What’s your most important fight?

Everything I do is something personal I fight for, actually. We can still succeed even if we don’t have public funds in our bag. We can still do something really interesting and we can still become a competitor. If we stop being curious as people, it will interfere in the way we as a community work and look at ourselves. If we’re not curious, we will close in around ourselves. That is what’s happening in Denmark at the moment. That’s what’s been happening the last couple of years. We’re not very easily open to new people, cultures and values. We find it more difficult to open our minds to new ideas and that’s really dangerous for us as a community and our country, so I think culture and lifestyle content is very important. We keep pushing ourselves and stay open as people. That’s our main focus at Heartbeats.

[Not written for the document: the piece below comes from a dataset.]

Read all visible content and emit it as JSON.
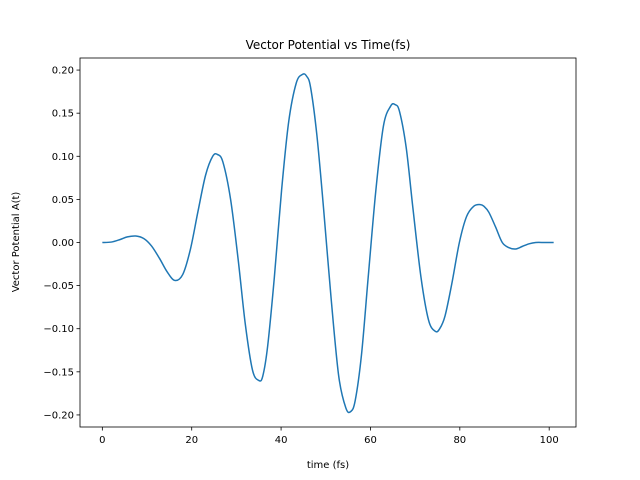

Who has been your biggest inspiration that you’ve looked to during your entrepreneurial journey?

I think that I get inspired everyday and every time I meet somebody who is passionate about their job and what they do and if they’ve been reading a book they love or listening to a piece of music, or they love their kids. Passion is just something that really has a great influence on what you do.

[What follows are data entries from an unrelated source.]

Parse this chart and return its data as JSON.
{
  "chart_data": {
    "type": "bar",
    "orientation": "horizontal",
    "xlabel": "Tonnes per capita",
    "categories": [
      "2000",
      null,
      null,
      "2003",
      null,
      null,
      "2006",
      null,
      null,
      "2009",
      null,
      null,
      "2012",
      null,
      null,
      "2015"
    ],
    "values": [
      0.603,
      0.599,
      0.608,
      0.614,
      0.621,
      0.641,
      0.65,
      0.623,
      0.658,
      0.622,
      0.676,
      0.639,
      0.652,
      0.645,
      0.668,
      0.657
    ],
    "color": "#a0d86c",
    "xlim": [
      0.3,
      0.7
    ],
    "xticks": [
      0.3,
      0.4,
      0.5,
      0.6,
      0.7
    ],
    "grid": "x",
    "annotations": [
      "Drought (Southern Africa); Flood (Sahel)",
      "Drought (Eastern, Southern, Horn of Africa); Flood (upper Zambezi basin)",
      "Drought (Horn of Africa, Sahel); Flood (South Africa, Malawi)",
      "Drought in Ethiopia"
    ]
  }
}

My mom was actually a big inspiration as well. She was working a lot, she’s an entrepreneur and a doctor but had her own clinic and had two sick days in 30 years. She was a workhorse. She showed me that everything could be done.

What’s awesome to you?

Awesome is when people just don’t give a shit! They do it and they don’t feel restricted. Of course you should be a nice person to everybody else. I just don’t like that Jantelov-way of thinking [tall poppy syndrome] that you shouldn’t do it, or cannot do it, or can I do it? Fuck it! You need to trust yourself! And if there’s something that really lights a fire inside of you, you should do it. It’s awesome if you just work for it and make it happen. People who make something happen – whether that’s creating a fantastic garden for your family or making a big company – are freaking awesome.